Ketua Asosiasi Warung Internet Indonesia (Awari) Irwin Day mengatakan tren tersebut banyak terjadi di kota-kota besar, yang umumnya akses terhadap internet sudah begitu mudah. Menurutnya dipilihnya alternatif layanan game online oleh para anggotanya karena tak semua konsumen bisa memiliki fasilitas personal computer (PC) yang bisa mendukung penggunaan game online.
"Keadaan sekarang kondisinya memang seperti itu mayoritas menjadi tempat game online, memang soal persentasenya saya nggak tahu," kata Irwin kepadadetikFinance, Minggu (25/9/2011)
Ia menjelaskan tak semua anggotanya bermigrasi menjadi layanan game online. Dikatakannya ada juga anggotanya yang membuka dua layanan yaitu layanan koneksi internet dan layanan game online secara terpisah.
Irwin menuturkan tak bisa memastikan apakah fenomena ini sebagai sebuah kemajuan atau kemunduran dari bisnis warnet. Ia mengkui cepat atau lambat bisnis warnet akan terus turun sejalan makin mudahnya semua orang mengakses internet.
"Suatu waktu bisnis warnet akan mencapai titik mengalami penurunan. Ini juga sangat tergantung dengan harga jual internet, terutama harga jual perangkat akses internet seperti HP dan komputer," katanya.
Dari anggotanya yang saat ini kurang lebih mencapai 1000 pemilik internet, Irwin masih yakin bisnis warnet tetap ada walau akan terus turun. Ia tak bisa memungkiri banyak orang yang masih memerlukan dukungan warnet terutama di daerah-daerah yang masih mengalami sulitnya akses internet.
"Jadi adanya game online itu untuk kita tetap bertahan, kalau kita tak mengikuti perubahan bisa mati kita," katanya.
Ia mencontohkan seorang yang memiliki usaha warnet harus mampu bisa balik modal dalam dua tahun. Jika tidak, maka akan sulit mendapatkan margin yang layak, karena pemilik akan banyak dibebani biaya perawatan yang besar, mengingat umur teknis dari PC hanya mencapai 3 tahun.
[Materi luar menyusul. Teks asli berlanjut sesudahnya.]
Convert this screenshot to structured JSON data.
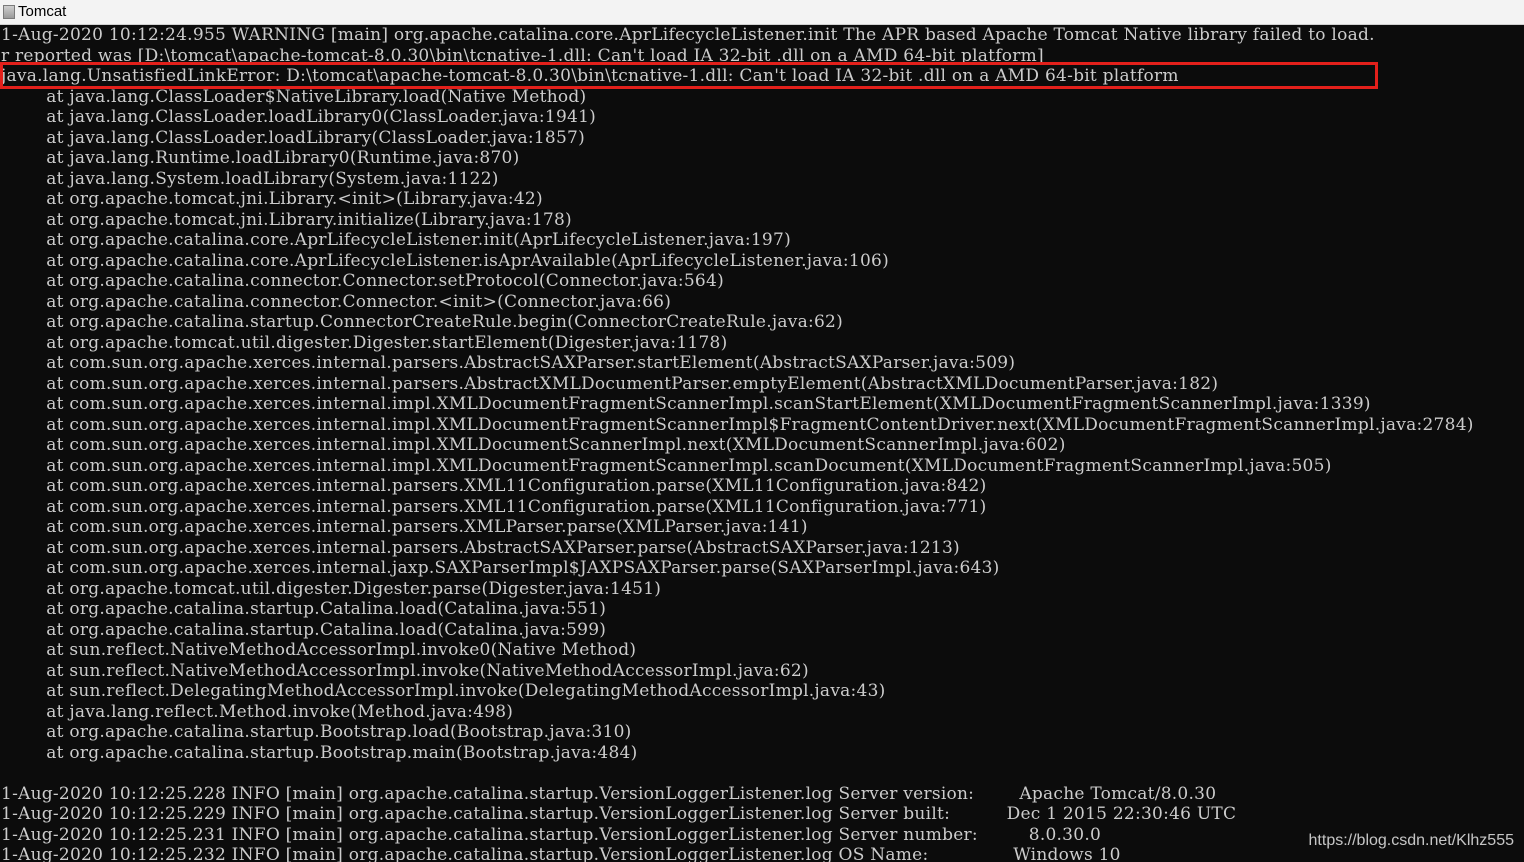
{
  "window": {
    "title": "Tomcat",
    "icon": "java-cup-icon"
  },
  "console": {
    "lines": [
      "1-Aug-2020 10:12:24.955 WARNING [main] org.apache.catalina.core.AprLifecycleListener.init The APR based Apache Tomcat Native library failed to load.",
      "r reported was [D:\\tomcat\\apache-tomcat-8.0.30\\bin\\tcnative-1.dll: Can't load IA 32-bit .dll on a AMD 64-bit platform]",
      "java.lang.UnsatisfiedLinkError: D:\\tomcat\\apache-tomcat-8.0.30\\bin\\tcnative-1.dll: Can't load IA 32-bit .dll on a AMD 64-bit platform",
      "        at java.lang.ClassLoader$NativeLibrary.load(Native Method)",
      "        at java.lang.ClassLoader.loadLibrary0(ClassLoader.java:1941)",
      "        at java.lang.ClassLoader.loadLibrary(ClassLoader.java:1857)",
      "        at java.lang.Runtime.loadLibrary0(Runtime.java:870)",
      "        at java.lang.System.loadLibrary(System.java:1122)",
      "        at org.apache.tomcat.jni.Library.<init>(Library.java:42)",
      "        at org.apache.tomcat.jni.Library.initialize(Library.java:178)",
      "        at org.apache.catalina.core.AprLifecycleListener.init(AprLifecycleListener.java:197)",
      "        at org.apache.catalina.core.AprLifecycleListener.isAprAvailable(AprLifecycleListener.java:106)",
      "        at org.apache.catalina.connector.Connector.setProtocol(Connector.java:564)",
      "        at org.apache.catalina.connector.Connector.<init>(Connector.java:66)",
      "        at org.apache.catalina.startup.ConnectorCreateRule.begin(ConnectorCreateRule.java:62)",
      "        at org.apache.tomcat.util.digester.Digester.startElement(Digester.java:1178)",
      "        at com.sun.org.apache.xerces.internal.parsers.AbstractSAXParser.startElement(AbstractSAXParser.java:509)",
      "        at com.sun.org.apache.xerces.internal.parsers.AbstractXMLDocumentParser.emptyElement(AbstractXMLDocumentParser.java:182)",
      "        at com.sun.org.apache.xerces.internal.impl.XMLDocumentFragmentScannerImpl.scanStartElement(XMLDocumentFragmentScannerImpl.java:1339)",
      "        at com.sun.org.apache.xerces.internal.impl.XMLDocumentFragmentScannerImpl$FragmentContentDriver.next(XMLDocumentFragmentScannerImpl.java:2784)",
      "        at com.sun.org.apache.xerces.internal.impl.XMLDocumentScannerImpl.next(XMLDocumentScannerImpl.java:602)",
      "        at com.sun.org.apache.xerces.internal.impl.XMLDocumentFragmentScannerImpl.scanDocument(XMLDocumentFragmentScannerImpl.java:505)",
      "        at com.sun.org.apache.xerces.internal.parsers.XML11Configuration.parse(XML11Configuration.java:842)",
      "        at com.sun.org.apache.xerces.internal.parsers.XML11Configuration.parse(XML11Configuration.java:771)",
      "        at com.sun.org.apache.xerces.internal.parsers.XMLParser.parse(XMLParser.java:141)",
      "        at com.sun.org.apache.xerces.internal.parsers.AbstractSAXParser.parse(AbstractSAXParser.java:1213)",
      "        at com.sun.org.apache.xerces.internal.jaxp.SAXParserImpl$JAXPSAXParser.parse(SAXParserImpl.java:643)",
      "        at org.apache.tomcat.util.digester.Digester.parse(Digester.java:1451)",
      "        at org.apache.catalina.startup.Catalina.load(Catalina.java:551)",
      "        at org.apache.catalina.startup.Catalina.load(Catalina.java:599)",
      "        at sun.reflect.NativeMethodAccessorImpl.invoke0(Native Method)",
      "        at sun.reflect.NativeMethodAccessorImpl.invoke(NativeMethodAccessorImpl.java:62)",
      "        at sun.reflect.DelegatingMethodAccessorImpl.invoke(DelegatingMethodAccessorImpl.java:43)",
      "        at java.lang.reflect.Method.invoke(Method.java:498)",
      "        at org.apache.catalina.startup.Bootstrap.load(Bootstrap.java:310)",
      "        at org.apache.catalina.startup.Bootstrap.main(Bootstrap.java:484)",
      "",
      "1-Aug-2020 10:12:25.228 INFO [main] org.apache.catalina.startup.VersionLoggerListener.log Server version:        Apache Tomcat/8.0.30",
      "1-Aug-2020 10:12:25.229 INFO [main] org.apache.catalina.startup.VersionLoggerListener.log Server built:          Dec 1 2015 22:30:46 UTC",
      "1-Aug-2020 10:12:25.231 INFO [main] org.apache.catalina.startup.VersionLoggerListener.log Server number:         8.0.30.0",
      "1-Aug-2020 10:12:25.232 INFO [main] org.apache.catalina.startup.VersionLoggerListener.log OS Name:               Windows 10"
    ]
  },
  "annotation": {
    "highlight_color": "#e3201b",
    "highlighted_line": 3
  },
  "watermark": "https://blog.csdn.net/Klhz555"
}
Dari sisi tarif, pengelola warnet memang cenderung menurunkan tarif mereka terutama di kota-kota besar hingga sampai Rp 2000 per jam dari sebelumnya Rp 3000-5000 per jam. Meskipun tarif warnet di daerah-daerah di luar kota besar masih tinggi hingga Rp 5000 per jam.
"Memang di daerah masih tinggi Rp 5000 tergantung tempat," katanya.
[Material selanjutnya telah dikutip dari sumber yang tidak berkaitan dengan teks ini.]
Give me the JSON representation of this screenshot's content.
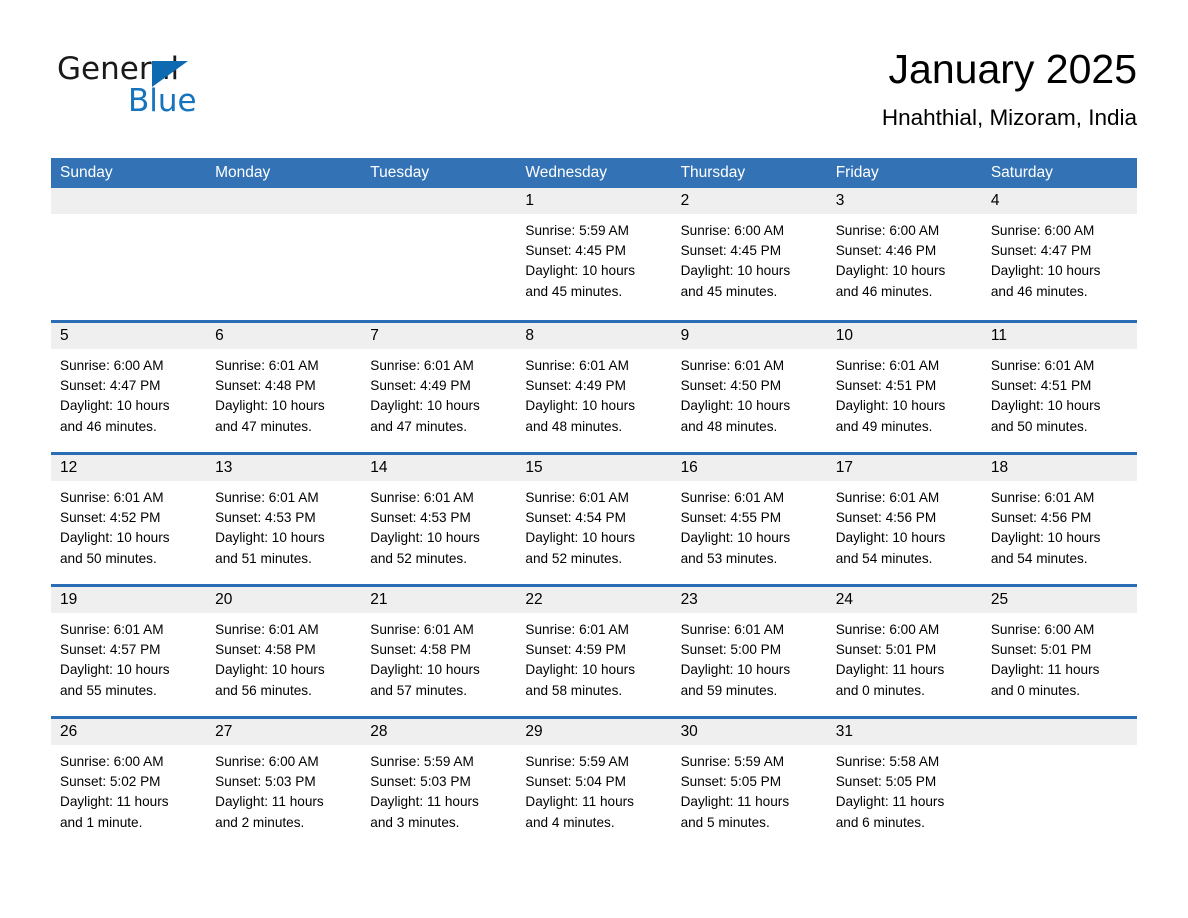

Ia juga mengamini saat ini fakta di lapangan layanan game online banyak dipakai oleh para konsumen anak-anak. Padahal kondisi ini rentan terhadap penyimpangan penggunaan game online meski para pengelola sulit mengontrolnya.
"Ya kalau game online itu anak-anak, agak susah juga nggak ada aturannya kita hanya sebatas mengimbau permainan dewasa jangan sampai dimainkan anak-anak, pemerintah tak mengatur apa-apa kita tak bisa maksa," katanya.